Afterwards, you can open a new Poetry shell to start up the REPL for development. The make repl target _may_ be sufficient for local development, though developers working on the Basilisp compiler or standard library are encouraged to enable a more verbose set of configurations for detecting issues during development. The command below enables the highest level of logging and disables namespace caching, both of which can help reveal otherwise hidden issues during development.

poetry shell
BASILISP_USE_DEV_LOGGER=true BASILISP_LOGGING_LEVEL=TRACE BASILISP_DO_NOT_CACHE_NAMESPACES=true basilisp repl

Developers working on the Basilisp compiler should periodically update their dependencies to ensure no incompatibilities have been introduced into the codebase with new dependency versions.

poetry update

Linting, Running Tests, and Type Checking

Basilisp automates linting, running tests, and type checking using Tox.

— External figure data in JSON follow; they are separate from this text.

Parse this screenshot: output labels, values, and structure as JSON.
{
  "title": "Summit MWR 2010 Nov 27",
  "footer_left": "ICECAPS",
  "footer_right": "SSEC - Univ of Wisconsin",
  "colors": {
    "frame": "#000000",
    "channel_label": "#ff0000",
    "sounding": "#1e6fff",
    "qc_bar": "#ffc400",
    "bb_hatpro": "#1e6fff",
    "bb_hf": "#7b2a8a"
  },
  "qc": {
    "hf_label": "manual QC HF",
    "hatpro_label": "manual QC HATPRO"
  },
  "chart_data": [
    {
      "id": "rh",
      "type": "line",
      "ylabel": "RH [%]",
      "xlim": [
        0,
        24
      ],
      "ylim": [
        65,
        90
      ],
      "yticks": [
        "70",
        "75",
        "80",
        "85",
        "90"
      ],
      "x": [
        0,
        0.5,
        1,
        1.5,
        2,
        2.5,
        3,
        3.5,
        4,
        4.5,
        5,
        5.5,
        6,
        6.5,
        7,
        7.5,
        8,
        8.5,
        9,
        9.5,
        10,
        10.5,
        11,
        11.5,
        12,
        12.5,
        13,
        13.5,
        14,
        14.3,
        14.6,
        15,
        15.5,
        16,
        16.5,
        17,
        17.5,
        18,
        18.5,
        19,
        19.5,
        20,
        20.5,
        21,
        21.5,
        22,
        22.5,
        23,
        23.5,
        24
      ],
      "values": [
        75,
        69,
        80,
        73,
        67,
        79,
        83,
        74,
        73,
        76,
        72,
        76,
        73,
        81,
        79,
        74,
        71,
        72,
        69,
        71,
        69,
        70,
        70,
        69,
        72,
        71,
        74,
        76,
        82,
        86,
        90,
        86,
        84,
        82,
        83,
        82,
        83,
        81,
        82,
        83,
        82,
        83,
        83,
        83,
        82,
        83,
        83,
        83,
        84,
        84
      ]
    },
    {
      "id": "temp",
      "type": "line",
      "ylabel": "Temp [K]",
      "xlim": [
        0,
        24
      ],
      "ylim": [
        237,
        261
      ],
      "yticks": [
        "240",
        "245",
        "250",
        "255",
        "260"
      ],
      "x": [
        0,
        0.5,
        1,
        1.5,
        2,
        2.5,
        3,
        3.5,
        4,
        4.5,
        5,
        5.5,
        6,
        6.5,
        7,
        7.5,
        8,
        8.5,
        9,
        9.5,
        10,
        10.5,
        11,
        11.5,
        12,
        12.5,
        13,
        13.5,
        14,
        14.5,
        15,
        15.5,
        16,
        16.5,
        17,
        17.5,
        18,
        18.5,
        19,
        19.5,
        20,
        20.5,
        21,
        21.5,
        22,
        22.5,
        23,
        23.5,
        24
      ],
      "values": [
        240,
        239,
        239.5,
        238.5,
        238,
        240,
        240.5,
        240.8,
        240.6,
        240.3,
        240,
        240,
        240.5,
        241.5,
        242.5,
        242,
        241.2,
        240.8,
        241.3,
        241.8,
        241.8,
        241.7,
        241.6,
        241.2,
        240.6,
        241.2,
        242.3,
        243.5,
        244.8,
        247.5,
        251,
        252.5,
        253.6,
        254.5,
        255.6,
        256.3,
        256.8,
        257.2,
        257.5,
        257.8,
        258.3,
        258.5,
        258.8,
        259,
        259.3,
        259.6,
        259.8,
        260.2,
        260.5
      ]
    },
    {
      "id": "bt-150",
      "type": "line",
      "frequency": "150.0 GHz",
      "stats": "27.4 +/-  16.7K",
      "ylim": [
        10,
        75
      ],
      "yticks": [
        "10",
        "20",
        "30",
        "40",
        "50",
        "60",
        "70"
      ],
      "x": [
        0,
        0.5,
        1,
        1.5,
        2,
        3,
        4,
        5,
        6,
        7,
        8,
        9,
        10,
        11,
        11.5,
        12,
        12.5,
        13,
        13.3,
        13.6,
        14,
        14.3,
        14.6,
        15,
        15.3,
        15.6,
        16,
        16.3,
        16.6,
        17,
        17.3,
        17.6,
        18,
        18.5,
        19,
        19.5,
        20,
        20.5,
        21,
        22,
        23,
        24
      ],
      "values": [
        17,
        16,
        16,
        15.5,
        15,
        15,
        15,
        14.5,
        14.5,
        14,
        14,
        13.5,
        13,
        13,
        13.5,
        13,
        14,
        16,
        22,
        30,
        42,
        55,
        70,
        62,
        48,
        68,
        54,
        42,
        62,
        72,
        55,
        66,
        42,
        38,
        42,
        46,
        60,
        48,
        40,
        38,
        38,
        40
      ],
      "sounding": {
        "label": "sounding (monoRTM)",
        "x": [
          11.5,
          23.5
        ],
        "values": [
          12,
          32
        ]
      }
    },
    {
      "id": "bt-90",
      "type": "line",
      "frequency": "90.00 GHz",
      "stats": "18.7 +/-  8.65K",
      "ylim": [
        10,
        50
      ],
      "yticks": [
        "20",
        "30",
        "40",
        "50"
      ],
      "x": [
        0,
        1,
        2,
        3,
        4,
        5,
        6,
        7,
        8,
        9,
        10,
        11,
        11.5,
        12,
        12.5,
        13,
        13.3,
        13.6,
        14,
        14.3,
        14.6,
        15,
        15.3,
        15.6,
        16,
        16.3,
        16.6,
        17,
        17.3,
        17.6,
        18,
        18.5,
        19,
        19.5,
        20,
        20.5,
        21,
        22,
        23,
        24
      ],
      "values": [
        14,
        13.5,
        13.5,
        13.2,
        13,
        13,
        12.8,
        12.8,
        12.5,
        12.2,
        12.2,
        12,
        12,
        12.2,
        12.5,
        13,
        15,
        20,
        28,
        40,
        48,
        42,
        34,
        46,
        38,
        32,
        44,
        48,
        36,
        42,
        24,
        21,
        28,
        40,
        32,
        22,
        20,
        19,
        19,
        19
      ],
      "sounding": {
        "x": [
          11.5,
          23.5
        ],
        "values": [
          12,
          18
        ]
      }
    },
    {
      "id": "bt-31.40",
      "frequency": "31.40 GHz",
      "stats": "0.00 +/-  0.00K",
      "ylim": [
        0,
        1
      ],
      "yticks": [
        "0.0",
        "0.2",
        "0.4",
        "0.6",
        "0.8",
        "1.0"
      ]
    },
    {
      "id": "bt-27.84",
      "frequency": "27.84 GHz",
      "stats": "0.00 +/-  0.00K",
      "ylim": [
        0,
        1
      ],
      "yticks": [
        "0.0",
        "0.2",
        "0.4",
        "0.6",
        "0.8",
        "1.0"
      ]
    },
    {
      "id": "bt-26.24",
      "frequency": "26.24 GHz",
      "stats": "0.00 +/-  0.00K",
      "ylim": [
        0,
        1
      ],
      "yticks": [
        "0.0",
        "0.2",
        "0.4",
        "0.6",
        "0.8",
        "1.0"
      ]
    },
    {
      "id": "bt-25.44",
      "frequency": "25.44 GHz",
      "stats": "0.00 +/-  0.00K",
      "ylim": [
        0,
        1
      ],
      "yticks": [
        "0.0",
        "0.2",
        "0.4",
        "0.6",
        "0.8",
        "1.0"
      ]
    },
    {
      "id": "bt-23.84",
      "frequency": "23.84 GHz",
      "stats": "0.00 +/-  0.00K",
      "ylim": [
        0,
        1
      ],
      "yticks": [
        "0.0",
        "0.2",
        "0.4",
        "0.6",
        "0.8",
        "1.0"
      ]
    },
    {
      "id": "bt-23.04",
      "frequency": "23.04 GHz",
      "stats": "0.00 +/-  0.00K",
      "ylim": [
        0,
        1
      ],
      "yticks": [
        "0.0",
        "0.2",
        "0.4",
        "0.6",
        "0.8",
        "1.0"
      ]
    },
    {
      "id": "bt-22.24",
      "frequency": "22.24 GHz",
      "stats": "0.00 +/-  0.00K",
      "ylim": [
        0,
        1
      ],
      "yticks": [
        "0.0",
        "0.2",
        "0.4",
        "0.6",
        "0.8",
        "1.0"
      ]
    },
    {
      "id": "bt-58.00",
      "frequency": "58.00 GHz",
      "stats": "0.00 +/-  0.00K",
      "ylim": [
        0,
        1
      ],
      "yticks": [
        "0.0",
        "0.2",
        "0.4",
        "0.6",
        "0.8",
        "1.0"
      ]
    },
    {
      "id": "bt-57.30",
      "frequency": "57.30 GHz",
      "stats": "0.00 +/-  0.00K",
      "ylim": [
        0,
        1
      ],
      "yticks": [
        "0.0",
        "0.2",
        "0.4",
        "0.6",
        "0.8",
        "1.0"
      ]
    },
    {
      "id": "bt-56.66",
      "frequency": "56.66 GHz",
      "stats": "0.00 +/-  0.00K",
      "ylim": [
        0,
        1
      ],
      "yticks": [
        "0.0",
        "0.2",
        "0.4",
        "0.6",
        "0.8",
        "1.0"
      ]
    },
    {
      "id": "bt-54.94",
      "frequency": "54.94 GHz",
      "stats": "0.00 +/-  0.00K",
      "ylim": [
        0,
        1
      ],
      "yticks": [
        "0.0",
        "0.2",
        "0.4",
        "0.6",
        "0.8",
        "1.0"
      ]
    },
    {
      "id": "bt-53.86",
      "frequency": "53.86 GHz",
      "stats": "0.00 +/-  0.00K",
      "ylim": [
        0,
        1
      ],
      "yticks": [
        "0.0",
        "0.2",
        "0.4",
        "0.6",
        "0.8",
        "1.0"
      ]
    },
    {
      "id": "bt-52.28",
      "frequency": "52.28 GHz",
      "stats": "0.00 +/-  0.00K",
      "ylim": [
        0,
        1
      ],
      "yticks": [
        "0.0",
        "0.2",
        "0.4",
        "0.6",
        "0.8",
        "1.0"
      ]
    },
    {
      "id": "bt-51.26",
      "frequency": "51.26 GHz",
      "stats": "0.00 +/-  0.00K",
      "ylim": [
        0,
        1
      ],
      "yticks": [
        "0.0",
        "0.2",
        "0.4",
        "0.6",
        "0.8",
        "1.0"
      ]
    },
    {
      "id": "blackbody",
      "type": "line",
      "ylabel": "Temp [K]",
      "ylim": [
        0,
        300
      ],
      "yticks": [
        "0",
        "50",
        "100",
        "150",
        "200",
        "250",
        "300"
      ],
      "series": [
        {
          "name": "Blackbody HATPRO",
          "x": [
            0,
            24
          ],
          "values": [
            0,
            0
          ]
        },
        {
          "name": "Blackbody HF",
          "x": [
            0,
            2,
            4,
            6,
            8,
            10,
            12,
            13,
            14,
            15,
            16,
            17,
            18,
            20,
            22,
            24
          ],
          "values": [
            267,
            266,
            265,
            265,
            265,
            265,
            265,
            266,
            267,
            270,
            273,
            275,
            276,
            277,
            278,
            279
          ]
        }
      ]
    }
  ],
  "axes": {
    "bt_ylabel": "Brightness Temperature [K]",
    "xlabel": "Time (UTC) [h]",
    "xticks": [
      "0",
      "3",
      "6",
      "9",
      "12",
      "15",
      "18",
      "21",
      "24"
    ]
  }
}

All three steps can be performed across all supported versions of CPython using a provided make target:

make check

Likewise, individual steps can be run across all supported verions using their respective targets:

make lint
make test
make type-check

To run a more targeted CI check directly from within the Poetry shell, developers can use tox commands directly. For instance, to run only the tests for basilisp.io on Python 3.12, you could use the following command:

tox run -e py312 -- tests/basilisp/test_io.lpy

Developers are encouraged to investigate the available configurations in tox.ini to determine which CI targets they will have at their disposal.

Testing is performed using PyTest. Type checking is performed by MyPy. Linting is performed using PyLint and Ruff. Formatting is performed using Black.

New code contributions should include test coverage covering all new branches unless otherwise directed by the project maintainers.